Beware of the Trains

· A&C Black
Ebook
160
Pages

About this ebook

How acute are your powers of perception? Do they begin to match those of Gervase Fen, Oxford don and sleuth supreme?

First published in 1953, Beware of the Trains is a collection of sixteen short mysteries. Fen must link a missing train conductor to the murder of a thief, decipher cryptograms to solve the death of a cipher expert and puzzle out a locked-room mystery on Boxing Day.

Erudite and complex, these Gervase Fen cases are classic crime at its finest: plot, atmosphere and anecdote, bound together by Edmund Crispin's inimitable wit and charm.

About the author

Edmund Crispin was the pseudonym of Robert Bruce Montgomery (usually credited as Bruce Montgomery) (2 October 1921 - 15 September 1978), an English crime writer and composer.

Montgomery wrote nine detective novels and two collections of short stories under the pseudonym Edmund Crispin (taken from a character in Michael Innes's Hamlet, Revenge!).

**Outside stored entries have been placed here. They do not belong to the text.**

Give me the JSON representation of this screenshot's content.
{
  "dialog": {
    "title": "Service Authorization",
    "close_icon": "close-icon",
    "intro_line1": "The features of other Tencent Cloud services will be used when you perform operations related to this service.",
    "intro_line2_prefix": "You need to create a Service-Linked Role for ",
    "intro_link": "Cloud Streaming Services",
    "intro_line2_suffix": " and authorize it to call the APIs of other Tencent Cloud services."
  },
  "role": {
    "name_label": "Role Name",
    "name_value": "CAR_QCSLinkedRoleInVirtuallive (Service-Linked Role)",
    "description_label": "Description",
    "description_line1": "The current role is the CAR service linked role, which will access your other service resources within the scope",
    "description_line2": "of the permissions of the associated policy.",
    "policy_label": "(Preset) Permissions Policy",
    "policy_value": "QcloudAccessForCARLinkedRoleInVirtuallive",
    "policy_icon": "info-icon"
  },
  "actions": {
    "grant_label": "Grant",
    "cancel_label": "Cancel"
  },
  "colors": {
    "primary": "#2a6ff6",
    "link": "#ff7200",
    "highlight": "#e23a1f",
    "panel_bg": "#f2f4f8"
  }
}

The stories feature Oxford don Gervase Fen, who is an eccentric, sometimes absent-minded Professor of English at the university. Crispin's whodunit novels have complex plots and fantastic, somewhat unbelievable solutions. They are written in a humorous, literary and sometimes farcical style and contain frequent references to English literature, poetry, and music. They are also among the few mystery novels to break the fourth wall occasionally and speak directly to the audience.

The Times chose Edmund Crispin as one of their '50 Greatest Crime Writers'.